Design & finitions : discrets, fins… et étonnamment techniques
Visuellement, les sous-gants chauffants DXR SILKY jouent la carte de la discrétion totale. Noir intégral, look très simple, aucun effet « technique » tapageur. On est plus proche d’un sous-gant de ski que d’un gant racing carbone. Mais ce serait une erreur de les juger à leur apparence : l’ensemble est construit en 100 % élasthanne, une matière ultra-extensible qui épouse la main. C’est fin, léger, presque seconde peau. À l’intérieur, on retrouve un doublage en 100 % polyester, doux au contact et qui évite la sensation de froid direct sur la peau. La longue manchette est là pour une raison bien précise : elle accueille la poche batterie, située sur l’avant-bras, afin de ne pas gêner la manipulation des commandes.

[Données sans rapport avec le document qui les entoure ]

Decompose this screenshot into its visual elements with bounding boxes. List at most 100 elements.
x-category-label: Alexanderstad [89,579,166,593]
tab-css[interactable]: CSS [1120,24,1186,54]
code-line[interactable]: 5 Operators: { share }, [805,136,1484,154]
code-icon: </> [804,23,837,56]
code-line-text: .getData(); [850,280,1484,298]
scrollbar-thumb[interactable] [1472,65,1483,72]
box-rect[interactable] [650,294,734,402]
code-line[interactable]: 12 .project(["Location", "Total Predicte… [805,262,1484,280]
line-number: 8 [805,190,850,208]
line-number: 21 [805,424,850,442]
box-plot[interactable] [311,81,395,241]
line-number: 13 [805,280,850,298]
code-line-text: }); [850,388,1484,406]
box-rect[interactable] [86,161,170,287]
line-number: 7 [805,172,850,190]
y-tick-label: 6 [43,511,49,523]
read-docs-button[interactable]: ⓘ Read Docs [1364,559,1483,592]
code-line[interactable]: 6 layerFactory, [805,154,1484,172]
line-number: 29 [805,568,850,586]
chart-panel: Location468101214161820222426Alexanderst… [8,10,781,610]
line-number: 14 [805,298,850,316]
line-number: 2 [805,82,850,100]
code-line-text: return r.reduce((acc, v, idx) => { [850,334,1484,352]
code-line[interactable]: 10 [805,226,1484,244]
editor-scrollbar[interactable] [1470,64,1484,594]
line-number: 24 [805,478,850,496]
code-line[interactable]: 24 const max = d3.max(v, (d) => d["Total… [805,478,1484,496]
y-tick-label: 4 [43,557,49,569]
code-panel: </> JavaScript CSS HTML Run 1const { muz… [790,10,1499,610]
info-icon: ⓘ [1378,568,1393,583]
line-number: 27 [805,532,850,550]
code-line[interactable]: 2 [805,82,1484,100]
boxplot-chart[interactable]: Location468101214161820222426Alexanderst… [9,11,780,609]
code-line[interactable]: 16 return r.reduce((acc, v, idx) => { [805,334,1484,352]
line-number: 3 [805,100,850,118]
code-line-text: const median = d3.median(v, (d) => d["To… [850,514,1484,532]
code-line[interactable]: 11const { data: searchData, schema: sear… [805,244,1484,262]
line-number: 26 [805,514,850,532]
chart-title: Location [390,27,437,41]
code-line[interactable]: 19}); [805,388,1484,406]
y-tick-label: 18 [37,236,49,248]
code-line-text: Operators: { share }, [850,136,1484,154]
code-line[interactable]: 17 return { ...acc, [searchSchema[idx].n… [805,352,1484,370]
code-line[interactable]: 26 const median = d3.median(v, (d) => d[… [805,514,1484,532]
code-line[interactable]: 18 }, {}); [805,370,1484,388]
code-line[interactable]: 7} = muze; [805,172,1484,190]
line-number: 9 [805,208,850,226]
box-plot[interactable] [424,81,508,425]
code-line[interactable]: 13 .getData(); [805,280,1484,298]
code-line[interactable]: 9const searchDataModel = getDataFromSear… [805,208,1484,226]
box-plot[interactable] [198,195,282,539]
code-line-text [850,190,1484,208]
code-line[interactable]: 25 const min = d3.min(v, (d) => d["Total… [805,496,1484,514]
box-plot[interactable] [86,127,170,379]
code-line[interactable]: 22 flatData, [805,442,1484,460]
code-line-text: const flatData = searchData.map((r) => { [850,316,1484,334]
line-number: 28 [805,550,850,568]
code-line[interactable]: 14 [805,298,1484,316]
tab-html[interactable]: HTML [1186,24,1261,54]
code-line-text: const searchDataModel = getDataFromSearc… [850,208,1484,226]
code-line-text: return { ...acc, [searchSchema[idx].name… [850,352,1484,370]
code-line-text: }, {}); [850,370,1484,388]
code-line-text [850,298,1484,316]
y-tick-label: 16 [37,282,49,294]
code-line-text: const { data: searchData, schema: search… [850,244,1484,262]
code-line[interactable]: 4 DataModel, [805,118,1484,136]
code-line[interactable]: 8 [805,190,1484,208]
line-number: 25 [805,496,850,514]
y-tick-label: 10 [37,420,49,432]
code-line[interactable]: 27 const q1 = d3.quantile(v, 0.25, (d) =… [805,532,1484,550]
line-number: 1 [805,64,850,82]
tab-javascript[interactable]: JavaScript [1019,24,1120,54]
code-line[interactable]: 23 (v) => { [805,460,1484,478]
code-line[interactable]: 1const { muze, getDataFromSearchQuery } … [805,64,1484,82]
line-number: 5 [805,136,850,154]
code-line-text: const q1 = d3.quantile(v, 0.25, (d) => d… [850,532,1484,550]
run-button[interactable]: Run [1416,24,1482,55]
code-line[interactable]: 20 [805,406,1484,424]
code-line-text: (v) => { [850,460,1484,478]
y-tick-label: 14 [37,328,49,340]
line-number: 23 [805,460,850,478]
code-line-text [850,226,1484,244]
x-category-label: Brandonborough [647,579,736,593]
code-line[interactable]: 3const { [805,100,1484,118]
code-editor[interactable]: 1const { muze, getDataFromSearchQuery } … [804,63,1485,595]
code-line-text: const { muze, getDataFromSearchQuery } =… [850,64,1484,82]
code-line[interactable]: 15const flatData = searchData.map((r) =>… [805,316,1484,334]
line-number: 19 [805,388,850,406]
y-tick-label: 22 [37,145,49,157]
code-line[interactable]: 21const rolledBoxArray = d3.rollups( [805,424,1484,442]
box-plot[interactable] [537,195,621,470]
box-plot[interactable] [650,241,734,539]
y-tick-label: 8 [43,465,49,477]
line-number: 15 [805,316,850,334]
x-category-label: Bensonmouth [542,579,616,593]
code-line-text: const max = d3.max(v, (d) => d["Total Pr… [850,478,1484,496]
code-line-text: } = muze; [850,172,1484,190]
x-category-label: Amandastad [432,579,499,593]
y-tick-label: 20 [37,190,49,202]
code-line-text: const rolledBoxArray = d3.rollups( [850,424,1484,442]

Les boutons de réglage avec témoins lumineux sont accessibles et bien visibles. Esthétiquement, ce n’est pas renversant, mais pour un sous-gant, on lui demande surtout d’être efficace et invisible une fois sous vos gants moto.
Côté finitions, les DXR SILKY sont plutôt propres pour leur segment de prix. Les coutures sont régulières et ne créent pas de sur-épaisseur gênante dans la paume ou entre les doigts, ce qui est primordial sous un gant déjà ajusté. Le câblage chauffant est intégré sur le dos de la main, du poignet jusqu’aux doigts : on ne sent pas vraiment de fils, seulement une très légère rigidité localisée, mais rien de vraiment gênant une fois sur la moto. Les poches pour batteries sont cousues en bout de manchette, avec une ouverture assez large pour manipuler les accus même avec les mains froides. On apprécie aussi la présence de voyants couleur pour les 3 niveaux de chauffe : simple, lisible, on sait toujours où on en est. Bref, ce n’est pas un produit « vitrine » pour Instagram, mais le design sert clairement la fonction. Et c’est bien ce qu’on lui demande.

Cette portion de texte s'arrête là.